The test includes 60,000 probes distributed throughout the entire human genome, allowing the detection of alterations from 2 Mb throughout the genome, which implies a 10-fold increase in the resolution of conventional karyotyping. Veritas ArrayCGH Prenatal includes 124 genetic syndromes associated with intellectual disability and congenital disorders, avoiding the detection of regions of susceptibility or incomplete penetrance, which generate uncertainty. In the critical regions related to these syndromes, the resolution is 50 times greater than that of a conventional karyotype, allowing alterations of around 250 Kb to be detected.
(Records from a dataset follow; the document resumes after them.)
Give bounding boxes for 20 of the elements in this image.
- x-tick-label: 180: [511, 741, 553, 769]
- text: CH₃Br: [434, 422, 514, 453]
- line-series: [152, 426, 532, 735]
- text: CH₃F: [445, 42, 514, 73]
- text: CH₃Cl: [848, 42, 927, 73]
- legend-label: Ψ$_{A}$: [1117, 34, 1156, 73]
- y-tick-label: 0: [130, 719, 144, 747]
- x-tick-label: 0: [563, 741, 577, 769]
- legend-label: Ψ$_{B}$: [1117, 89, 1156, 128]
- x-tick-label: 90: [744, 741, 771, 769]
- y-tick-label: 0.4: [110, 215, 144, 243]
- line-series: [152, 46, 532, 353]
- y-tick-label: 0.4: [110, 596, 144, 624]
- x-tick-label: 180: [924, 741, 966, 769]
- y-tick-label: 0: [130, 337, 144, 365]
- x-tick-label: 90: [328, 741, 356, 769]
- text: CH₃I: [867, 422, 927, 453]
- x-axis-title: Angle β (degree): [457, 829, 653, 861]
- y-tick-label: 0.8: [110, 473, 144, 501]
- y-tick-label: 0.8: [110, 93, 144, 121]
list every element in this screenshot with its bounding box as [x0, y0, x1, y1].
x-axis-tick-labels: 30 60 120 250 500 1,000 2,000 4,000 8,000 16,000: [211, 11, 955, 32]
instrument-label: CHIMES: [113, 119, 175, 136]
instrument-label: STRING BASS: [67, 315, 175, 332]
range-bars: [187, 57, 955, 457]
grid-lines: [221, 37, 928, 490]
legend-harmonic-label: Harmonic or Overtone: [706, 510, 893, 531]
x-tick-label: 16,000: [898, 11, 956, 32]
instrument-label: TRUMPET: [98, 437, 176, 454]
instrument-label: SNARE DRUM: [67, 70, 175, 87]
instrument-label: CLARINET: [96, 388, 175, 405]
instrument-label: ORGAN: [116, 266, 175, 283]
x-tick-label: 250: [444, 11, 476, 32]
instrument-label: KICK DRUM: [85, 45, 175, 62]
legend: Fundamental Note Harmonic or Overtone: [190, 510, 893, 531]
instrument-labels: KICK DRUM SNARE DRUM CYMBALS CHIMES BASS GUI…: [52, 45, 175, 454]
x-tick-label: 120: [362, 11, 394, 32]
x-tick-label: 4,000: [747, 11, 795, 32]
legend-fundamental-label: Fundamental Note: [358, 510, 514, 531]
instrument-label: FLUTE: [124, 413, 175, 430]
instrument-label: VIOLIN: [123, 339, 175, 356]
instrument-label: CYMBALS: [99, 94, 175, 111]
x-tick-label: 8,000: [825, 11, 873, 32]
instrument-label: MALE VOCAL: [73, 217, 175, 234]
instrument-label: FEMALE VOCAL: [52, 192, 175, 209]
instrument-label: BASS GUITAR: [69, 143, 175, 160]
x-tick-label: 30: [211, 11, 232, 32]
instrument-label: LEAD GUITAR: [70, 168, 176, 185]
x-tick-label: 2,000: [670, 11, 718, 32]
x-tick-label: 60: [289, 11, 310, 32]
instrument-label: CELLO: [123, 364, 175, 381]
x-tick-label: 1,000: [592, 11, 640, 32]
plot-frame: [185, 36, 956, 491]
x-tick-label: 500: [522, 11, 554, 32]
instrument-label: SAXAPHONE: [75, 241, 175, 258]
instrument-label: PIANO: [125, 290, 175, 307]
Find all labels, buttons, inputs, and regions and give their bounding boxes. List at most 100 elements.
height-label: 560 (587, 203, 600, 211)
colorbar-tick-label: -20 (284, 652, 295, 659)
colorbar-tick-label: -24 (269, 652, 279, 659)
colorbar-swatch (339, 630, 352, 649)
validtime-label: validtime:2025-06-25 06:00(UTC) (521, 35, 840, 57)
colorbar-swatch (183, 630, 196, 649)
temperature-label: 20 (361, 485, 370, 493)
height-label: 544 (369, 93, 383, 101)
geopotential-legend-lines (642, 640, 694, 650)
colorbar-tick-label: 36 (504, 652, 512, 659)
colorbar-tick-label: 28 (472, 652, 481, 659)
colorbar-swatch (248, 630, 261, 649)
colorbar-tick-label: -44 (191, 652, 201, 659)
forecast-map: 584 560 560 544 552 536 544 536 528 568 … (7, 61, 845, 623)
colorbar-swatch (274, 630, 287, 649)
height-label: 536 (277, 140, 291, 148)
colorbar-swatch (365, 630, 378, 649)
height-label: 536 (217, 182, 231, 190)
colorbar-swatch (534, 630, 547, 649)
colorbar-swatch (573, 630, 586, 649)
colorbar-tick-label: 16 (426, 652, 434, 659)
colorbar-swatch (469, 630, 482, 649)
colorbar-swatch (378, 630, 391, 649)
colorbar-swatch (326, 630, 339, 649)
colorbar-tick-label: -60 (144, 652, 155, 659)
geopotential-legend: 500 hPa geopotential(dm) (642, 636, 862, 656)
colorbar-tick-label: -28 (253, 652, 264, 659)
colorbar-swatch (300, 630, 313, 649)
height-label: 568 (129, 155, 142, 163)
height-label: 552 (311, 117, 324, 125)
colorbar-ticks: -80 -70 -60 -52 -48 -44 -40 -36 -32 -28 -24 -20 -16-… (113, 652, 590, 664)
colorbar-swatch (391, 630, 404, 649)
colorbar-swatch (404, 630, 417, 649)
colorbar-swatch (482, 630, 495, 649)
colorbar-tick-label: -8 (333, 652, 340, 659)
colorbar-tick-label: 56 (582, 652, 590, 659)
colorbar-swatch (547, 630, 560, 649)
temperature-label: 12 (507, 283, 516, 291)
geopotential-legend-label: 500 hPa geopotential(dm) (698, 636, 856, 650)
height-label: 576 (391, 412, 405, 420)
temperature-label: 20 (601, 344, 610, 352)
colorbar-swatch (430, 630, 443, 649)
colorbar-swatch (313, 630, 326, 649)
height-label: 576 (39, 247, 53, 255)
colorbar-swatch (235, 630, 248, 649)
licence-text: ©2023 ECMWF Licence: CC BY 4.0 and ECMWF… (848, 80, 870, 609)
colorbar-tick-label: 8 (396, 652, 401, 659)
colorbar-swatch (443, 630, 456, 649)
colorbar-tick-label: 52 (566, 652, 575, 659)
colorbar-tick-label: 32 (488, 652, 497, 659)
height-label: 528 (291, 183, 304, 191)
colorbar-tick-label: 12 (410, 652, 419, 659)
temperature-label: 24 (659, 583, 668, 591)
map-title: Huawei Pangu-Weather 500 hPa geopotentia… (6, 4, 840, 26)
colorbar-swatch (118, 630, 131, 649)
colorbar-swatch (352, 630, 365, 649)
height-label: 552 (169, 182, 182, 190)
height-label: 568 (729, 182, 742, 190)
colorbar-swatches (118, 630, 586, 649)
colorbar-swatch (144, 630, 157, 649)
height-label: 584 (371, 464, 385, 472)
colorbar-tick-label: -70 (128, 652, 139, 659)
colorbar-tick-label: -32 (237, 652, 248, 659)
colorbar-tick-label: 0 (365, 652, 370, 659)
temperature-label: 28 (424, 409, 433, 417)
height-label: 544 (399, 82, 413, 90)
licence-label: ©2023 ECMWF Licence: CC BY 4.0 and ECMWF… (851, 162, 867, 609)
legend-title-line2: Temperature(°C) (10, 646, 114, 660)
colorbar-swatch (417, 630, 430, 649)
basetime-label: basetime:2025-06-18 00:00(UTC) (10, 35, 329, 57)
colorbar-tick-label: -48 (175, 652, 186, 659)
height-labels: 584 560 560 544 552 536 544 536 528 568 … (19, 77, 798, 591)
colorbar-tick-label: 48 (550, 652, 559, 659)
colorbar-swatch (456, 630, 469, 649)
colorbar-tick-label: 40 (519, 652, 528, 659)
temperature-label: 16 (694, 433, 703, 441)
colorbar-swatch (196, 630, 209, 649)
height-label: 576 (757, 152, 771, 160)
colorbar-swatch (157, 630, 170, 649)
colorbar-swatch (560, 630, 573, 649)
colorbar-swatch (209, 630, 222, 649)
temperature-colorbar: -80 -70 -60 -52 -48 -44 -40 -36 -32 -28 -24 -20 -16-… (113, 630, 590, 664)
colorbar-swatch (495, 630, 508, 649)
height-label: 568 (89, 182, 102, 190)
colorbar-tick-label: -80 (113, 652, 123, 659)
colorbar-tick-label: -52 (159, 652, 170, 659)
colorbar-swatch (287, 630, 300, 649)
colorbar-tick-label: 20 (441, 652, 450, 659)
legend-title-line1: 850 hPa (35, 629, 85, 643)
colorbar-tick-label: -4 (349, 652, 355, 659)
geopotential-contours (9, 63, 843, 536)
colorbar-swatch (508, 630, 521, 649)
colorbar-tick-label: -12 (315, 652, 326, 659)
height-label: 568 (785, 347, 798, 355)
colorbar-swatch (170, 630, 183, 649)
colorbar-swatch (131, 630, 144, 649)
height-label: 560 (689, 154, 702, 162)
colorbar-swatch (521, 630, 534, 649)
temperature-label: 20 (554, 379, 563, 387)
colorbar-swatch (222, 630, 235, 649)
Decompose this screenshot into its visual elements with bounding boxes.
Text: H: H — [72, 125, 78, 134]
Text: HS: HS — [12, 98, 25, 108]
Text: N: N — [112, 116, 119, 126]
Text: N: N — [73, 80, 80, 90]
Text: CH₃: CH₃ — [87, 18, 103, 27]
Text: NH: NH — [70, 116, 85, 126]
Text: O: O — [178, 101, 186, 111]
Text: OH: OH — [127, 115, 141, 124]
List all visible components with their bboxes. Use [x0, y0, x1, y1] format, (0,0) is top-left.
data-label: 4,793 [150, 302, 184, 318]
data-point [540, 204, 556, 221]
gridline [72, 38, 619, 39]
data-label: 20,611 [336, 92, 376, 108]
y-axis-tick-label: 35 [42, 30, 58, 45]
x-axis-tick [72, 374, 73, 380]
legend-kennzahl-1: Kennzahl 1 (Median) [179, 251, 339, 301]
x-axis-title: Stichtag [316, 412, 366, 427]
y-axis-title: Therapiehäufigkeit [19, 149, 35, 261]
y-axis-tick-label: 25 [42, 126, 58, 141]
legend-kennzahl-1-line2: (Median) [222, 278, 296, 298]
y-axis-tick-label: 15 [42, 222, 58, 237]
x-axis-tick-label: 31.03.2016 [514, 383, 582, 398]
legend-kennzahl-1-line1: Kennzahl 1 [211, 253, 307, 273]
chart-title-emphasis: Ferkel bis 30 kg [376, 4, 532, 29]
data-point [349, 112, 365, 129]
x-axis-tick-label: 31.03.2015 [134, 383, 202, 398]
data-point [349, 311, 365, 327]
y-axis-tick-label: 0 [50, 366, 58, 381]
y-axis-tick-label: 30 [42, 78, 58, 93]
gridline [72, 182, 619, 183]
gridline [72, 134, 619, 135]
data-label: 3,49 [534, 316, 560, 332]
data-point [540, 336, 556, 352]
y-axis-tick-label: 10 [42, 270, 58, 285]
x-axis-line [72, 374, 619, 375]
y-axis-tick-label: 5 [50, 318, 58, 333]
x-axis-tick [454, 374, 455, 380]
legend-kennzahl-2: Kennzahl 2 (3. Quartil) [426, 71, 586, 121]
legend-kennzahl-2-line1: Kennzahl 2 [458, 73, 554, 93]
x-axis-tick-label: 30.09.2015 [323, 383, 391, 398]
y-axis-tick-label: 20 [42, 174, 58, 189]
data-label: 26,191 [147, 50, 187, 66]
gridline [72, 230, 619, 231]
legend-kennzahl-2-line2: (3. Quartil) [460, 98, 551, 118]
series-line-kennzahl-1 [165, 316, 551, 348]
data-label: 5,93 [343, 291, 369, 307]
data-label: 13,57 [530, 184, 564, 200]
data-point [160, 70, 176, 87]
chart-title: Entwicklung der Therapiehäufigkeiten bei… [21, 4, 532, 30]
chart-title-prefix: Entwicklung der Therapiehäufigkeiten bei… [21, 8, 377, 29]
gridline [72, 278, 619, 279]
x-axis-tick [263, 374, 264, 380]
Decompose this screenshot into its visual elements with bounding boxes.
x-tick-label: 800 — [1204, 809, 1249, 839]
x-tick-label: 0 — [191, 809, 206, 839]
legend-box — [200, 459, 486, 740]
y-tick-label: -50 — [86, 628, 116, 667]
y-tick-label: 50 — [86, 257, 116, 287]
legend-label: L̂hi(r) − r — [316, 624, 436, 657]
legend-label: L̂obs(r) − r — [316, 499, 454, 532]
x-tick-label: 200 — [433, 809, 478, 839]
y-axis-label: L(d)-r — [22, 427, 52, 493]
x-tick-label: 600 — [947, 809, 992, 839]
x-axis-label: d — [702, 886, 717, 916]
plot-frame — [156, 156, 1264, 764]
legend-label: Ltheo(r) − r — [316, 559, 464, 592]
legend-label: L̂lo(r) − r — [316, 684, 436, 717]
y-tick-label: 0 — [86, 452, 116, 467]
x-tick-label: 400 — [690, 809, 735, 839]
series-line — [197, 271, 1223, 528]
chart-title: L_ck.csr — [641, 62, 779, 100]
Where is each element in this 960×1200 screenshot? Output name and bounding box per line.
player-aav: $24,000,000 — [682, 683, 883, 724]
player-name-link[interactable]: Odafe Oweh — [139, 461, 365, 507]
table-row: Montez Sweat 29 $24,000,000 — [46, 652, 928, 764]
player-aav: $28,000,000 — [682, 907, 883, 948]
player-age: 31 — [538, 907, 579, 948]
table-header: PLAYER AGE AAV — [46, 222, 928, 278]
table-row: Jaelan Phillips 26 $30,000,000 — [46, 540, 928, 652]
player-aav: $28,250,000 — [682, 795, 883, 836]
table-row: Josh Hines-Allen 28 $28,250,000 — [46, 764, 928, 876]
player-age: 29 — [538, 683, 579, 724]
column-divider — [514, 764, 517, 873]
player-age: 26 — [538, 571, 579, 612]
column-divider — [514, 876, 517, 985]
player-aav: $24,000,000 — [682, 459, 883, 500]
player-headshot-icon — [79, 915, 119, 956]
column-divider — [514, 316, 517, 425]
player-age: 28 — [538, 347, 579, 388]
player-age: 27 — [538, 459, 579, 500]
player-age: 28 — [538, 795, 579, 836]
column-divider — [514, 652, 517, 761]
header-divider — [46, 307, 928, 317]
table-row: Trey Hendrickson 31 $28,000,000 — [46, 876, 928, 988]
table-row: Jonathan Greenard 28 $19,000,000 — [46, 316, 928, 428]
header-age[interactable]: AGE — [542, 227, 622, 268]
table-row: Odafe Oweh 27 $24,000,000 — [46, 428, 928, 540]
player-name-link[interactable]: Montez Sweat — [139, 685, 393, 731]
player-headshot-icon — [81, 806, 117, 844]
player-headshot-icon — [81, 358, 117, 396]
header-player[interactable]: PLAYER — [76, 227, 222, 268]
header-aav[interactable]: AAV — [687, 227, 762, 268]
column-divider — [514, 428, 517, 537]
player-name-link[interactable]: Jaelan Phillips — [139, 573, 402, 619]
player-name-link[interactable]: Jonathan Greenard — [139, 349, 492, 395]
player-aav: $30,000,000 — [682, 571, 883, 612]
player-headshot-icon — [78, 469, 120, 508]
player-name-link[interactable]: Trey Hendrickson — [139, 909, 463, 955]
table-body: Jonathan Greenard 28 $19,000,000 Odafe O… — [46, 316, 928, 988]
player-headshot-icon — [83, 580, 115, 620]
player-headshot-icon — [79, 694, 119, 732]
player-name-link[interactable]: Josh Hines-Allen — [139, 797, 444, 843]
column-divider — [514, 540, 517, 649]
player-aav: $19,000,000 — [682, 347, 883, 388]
Who is it recommended for?

• High-risk pregnancies or pregnancies with ultrasound findings, especially when multiple structural malformations are observed, intrauterine growth retardation without apparent cause, or patterns of abnormalities suggesting a genetic syndrome.
• Confirmation of results in altered karyotypes.
• Analysis of miscarriage remains in cases of recurrent pregnancy loss.